La sconfitta di Mimì La Cavera ha determinato in Sicilia la vittoria dei ceti parassitari e spesso mafiosi con conseguenze ancora oggi evidenti sullo sviluppo dell’isola. Un primo dato è sotto gli occhi di tutti ed è il risultato delle politiche praticate in Sicilia a partire dal 1959, anno in cui La Cavera è stato espulso da Confindustria: il socialismo municipale, l’invadenza del pubblico in economia, il dominio delle cosche mafiose e la loro alleanza con un certo tipo di imprese disponibili a tutto, la consuetudine di assumere il personale della regione senza concorsi, l’ingrassare l’apparato pubblico senza alcun criterio di merito.
Sono questi alcuni punti sviluppati nel libro “L’Eretico, Mimì La Cavera un liberale contro la razza padrona” edito da Rubbettino che sarà distribuito nei prossimi giorni in tutte le librerie. Il volume si propone di ricordare il primo presidente di Confindustria Sicilia scomparso l’anno scorso a 95 anni (ne avrebbe compiuti 96 fine novembre) e ne racconta la lotta per lo sviluppo della Sicilia da lui condotta e osteggiata da parecchi: dagli agrari e alleati con una parte della Dc, alle imprese monopolistiche degli anni Cinquanta e Sessanta che si impegnarono per far cacciare La Cavera da Confindustria e poi per condizionare l’azione di supporto allo sviluppo della regione.
Il libro scritto dal giornalista siciliano Nino Amadore, corrispondente da Palermo del Sole 24Ore, racconta tra le altre cose degli ostacoli alla Sofis, la Società finanziaria voluta da La Cavera, il Milazzismo con i suoi limiti e le sue potenzialità cui alcune forze politiche si ispirano ancora oggi, l’amicizia con Enrico Mattei, il partigiano bianco che portò con sé in Sicilia Graziano Verzotto e l’insediamento dell’Eni nella regione tanto osteggiato dalla Gulf. Mimì La Cavera era un uomo lungimirante che si muoveva nella complicata società siciliana del tempo e nonostante i suoi tanti nemici (a partire dall’ex presidente della regione e poi ministro dell’Interno Franco Restivo e dalla Dc fanfaniana) è riuscito a realizzare cose importanti per l’isola come l’insediamento della Fiat a Termini Imerese la cui chiusura Mimì ha vissuto come una sconfitta personale.
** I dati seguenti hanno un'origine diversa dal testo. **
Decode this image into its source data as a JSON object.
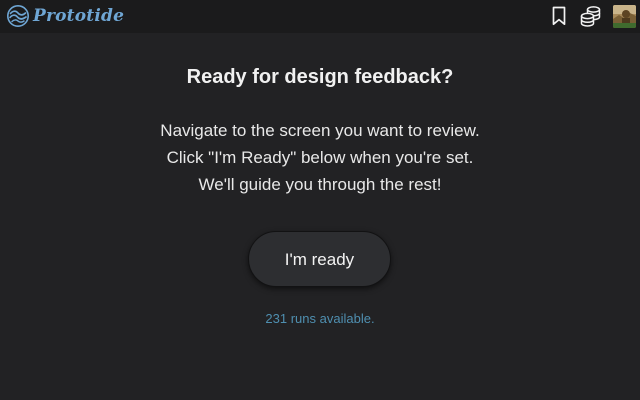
{
  "app": {
    "brand_name": "Prototide",
    "accent_color": "#6fa6d4"
  },
  "header": {
    "icons": [
      "wave-logo-icon",
      "bookmark-icon",
      "coins-stack-icon",
      "user-avatar"
    ]
  },
  "main": {
    "title": "Ready for design feedback?",
    "message_lines": [
      "Navigate to the screen you want to review.",
      "Click \"I'm Ready\" below when you're set.",
      "We'll guide you through the rest!"
    ],
    "ready_button_label": "I'm ready",
    "runs_text": "231 runs available.",
    "runs_color": "#4f8fb0"
  }
}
E poi la vicenda della Sirap, la società che doveva gestire le aree artigianali di nuova concezione per dare supporto alle Pmi siciliane e che invece è diventato un affare per la mafia e per le imprese del Nord come hanno dimostrato i processi. Ci sono tante intuizioni nel pensiero e nella pratica quotidiana di quest’uomo nato nel partito liberale e finito tra i sostenitori del Pci e in particolare dell’area migliorista: Emanuele Macaluso è stato fino all’ultimo uno dei migliori amici di La Cavera, il direttore del quotidiano L’Ora uno dei suoi interlocutori privilegiati.
Lo stesso capo dello Stato Giorgio Napolitano, che ricorda Mimì con un messaggio pubblicato nel libro, è stato suo interlocutore e sostenitore in Parlamento di iniziative a sostegno della Sicilia onesta e in generale del Mezzogiorno.
da 2005 in poi, anno in cui La Cavera viene nominato presidente onorario di Confindustria Sicilia, comincia il riavvicinamento umano e culturale del presidente con gli attuali dirigenti dell’associazione imprenditoriale: i riferimenti sono l’attuale presidente Ivan Lo Bello ma soprattutto Antonello Montante, il vicepresidente delegato alla legalità e ai rapporti con le autorità preposte al controllo del territorio dal presidente nazionale Emma Marcegaglia.
A Mimì si ispira la Confindustria della Marcegaglia che si batte contro l’invadenza del pubblico nell’economia e a favore di una pianificazione ordinata e attenta alla legalità. A La Cavera si ispirano molti imprenditori che investono sulla ricerca per uscire dal tunnel della crisi, come Giorgio Cappello, oggi presidente della Piccola industria di Confindustria a Ragusa.
Per tornare a La Cavera, hanno detto i suoi amici: non si è arricchito e ha vissuto fino all’ultimo con la pensione da dirigente regionale, lui che era stato un grande protagonista della storia non solo siciliana. Lui che per la commissione Antimafia doveva essere in odor di mafia solo perché aveva accumulato successi e aveva molti incarichi in alcune società siciliane.
E forse il suo errore (ha detto Pio la Torre) era solo quello di essere insieme a Vito Guarrasi vicino al Pci. E’ stato, ha detto il senatore Emanuele Macaluso, “Un piccolo profeta disarmato”.